Rencana kerja ini menjadi pedoman bersama bagi negara-negara ASEAN dalam membangun sistem pendidikan yang lebih inklusif, komprehensif, dan transformatif selama lima tahun ke depan.
Menurut Abdul Mu’ti, pendidikan merupakan fondasi utama dalam membangun masyarakat ASEAN yang tangguh, adaptif, dan siap menghadapi perubahan zaman.
AI, STEM, dan Pendidikan Karakter Jadi Fokus Utama
Dalam forum tersebut, Abdul Mu’ti menegaskan bahwa perkembangan teknologi yang sangat pesat menuntut dunia pendidikan untuk membekali peserta didik dengan pengetahuan, keterampilan, karakter, dan kemampuan beradaptasi.
Sementara itu, Menteri Desmond Lee menyampaikan bahwa pendidikan tidak hanya menjadi kunci kemajuan setiap negara, tetapi juga memperkuat hubungan antarnegara ASEAN.
Ia menjelaskan terdapat tiga prioritas utama pengembangan pendidikan ASEAN ke depan, yaitu:
- Pemanfaatan Artificial Intelligence (AI) dalam pembelajaran.
- Penguatan pendidikan STEM.
- Pengembangan karakter peserta didik agar siap menghadapi tantangan masa depan.

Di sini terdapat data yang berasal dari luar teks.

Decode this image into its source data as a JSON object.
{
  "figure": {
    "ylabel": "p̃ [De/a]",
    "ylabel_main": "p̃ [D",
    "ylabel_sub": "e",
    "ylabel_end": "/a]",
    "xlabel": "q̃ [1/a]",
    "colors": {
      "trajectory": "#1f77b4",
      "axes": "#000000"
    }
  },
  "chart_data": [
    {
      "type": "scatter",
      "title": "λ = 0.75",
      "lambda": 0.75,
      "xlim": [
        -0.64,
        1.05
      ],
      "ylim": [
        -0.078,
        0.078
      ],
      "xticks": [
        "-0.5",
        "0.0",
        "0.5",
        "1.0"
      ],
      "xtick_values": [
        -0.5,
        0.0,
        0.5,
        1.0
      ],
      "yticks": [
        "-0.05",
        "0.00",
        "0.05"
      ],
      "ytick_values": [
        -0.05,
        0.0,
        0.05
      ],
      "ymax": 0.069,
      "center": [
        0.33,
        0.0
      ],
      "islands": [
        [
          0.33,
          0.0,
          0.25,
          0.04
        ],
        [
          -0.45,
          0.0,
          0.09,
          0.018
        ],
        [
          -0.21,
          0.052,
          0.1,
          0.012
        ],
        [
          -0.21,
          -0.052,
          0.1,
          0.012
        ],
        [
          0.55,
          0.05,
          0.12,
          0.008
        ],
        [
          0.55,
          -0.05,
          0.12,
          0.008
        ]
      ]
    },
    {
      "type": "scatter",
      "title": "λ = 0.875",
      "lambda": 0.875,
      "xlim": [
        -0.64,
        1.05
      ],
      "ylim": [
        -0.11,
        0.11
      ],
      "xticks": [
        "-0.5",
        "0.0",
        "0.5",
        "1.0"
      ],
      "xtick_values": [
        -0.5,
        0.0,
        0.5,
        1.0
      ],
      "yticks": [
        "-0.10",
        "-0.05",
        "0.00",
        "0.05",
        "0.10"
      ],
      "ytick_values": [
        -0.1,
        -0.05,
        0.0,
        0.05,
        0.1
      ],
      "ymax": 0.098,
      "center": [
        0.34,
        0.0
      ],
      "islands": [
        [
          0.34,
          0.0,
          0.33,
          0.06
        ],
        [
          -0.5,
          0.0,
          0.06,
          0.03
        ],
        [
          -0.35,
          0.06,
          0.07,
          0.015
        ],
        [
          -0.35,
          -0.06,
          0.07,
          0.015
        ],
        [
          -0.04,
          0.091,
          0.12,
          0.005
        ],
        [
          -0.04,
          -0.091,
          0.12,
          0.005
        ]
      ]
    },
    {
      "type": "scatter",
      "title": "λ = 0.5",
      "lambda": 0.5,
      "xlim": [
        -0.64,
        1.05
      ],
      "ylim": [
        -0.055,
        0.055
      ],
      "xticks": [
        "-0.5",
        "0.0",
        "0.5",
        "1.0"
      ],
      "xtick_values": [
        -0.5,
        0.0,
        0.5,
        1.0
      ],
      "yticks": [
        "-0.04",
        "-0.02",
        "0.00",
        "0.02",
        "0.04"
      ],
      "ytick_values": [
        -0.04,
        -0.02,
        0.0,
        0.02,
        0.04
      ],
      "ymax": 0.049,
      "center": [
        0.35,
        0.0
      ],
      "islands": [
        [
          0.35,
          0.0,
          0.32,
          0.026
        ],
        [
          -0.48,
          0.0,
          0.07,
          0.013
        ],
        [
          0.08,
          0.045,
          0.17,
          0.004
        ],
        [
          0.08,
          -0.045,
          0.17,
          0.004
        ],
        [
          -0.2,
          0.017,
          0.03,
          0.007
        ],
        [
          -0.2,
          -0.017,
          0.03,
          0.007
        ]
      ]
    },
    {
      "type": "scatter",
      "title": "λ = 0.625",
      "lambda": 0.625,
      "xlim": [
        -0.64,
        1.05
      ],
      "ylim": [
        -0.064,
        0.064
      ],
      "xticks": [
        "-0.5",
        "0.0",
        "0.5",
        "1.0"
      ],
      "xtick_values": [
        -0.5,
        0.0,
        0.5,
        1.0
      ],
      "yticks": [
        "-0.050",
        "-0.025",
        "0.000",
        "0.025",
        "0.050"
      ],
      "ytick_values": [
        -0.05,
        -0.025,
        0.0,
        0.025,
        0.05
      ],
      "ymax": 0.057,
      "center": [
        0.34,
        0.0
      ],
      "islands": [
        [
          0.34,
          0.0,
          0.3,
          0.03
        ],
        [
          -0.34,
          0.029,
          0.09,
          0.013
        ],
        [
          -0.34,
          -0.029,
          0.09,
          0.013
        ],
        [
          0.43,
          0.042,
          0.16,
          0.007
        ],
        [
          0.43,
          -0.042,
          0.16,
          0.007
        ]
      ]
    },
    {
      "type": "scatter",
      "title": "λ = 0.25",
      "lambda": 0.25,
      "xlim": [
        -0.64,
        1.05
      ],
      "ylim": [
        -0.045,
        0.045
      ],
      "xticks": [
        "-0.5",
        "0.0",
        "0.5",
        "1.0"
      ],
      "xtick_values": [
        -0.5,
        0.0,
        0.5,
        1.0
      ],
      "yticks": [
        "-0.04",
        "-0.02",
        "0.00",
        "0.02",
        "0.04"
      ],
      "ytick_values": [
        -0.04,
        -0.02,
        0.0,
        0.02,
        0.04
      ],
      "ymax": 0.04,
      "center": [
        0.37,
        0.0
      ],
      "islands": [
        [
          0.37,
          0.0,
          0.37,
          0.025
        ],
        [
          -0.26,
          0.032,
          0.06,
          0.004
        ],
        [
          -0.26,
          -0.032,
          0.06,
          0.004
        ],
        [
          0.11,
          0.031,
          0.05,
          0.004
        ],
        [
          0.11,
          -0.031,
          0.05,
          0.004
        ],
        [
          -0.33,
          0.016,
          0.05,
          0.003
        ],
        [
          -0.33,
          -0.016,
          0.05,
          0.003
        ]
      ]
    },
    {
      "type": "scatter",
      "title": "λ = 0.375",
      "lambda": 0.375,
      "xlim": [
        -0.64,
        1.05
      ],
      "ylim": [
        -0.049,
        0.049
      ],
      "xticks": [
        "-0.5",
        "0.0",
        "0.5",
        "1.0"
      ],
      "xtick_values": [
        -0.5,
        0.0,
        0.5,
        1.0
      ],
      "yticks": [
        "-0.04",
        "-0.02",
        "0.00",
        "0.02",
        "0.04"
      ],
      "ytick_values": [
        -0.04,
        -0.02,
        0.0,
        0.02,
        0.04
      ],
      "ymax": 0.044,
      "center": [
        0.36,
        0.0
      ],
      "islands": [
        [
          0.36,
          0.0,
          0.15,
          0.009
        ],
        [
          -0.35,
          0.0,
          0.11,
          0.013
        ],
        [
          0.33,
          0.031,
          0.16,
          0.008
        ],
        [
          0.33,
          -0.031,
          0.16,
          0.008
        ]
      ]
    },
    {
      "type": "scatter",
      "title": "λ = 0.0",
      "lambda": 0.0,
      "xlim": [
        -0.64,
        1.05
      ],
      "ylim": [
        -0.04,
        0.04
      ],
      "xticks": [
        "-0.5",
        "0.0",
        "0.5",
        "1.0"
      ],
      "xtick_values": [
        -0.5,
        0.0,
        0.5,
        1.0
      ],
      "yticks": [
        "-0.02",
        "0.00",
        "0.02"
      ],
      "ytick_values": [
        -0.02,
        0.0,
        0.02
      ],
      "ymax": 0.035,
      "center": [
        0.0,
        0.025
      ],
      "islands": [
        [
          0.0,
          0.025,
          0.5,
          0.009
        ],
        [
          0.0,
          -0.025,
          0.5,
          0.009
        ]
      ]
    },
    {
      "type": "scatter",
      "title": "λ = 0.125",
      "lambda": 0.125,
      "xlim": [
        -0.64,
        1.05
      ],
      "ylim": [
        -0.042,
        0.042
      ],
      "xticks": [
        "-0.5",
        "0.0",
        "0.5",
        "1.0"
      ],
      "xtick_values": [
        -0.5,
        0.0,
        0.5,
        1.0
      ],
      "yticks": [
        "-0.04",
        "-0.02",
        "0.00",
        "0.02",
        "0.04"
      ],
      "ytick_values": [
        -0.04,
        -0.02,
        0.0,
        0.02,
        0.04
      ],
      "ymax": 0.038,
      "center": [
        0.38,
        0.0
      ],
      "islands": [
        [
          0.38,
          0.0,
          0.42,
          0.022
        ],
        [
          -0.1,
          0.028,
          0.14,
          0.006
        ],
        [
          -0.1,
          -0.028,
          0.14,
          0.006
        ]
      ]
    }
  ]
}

Delegasi Indonesia Kunjungi Sekolah Berbasis AI di Singapura
Selain mengikuti sidang para menteri pendidikan ASEAN, delegasi Indonesia juga mengunjungi North Vista Primary School di Singapura.
Kunjungan tersebut bertujuan melihat secara langsung implementasi pembelajaran berbasis AI dan STEM, termasuk pemanfaatan makerspace, yaitu ruang belajar tempat peserta didik melakukan eksperimen dan mengubah teori menjadi praktik nyata.
Singapura Perkenalkan Program Kolaborasi Pendidikan ASEAN
Untuk mendukung implementasi ASEAN Work Plan on Education 2026–2030, Singapura juga memperkenalkan sejumlah program kolaborasi pendidikan, antara lain:
- ASEAN Plus 3 STEM Camp
- ASEAN Student Adventure Camp
- ASEAN Values Education Network for Unity and Engagement (AVENUE)
Program-program tersebut diharapkan dapat memperkuat kolaborasi pendidikan antarnegara ASEAN sekaligus meningkatkan kompetensi generasi muda dalam menghadapi perkembangan teknologi dan tantangan global.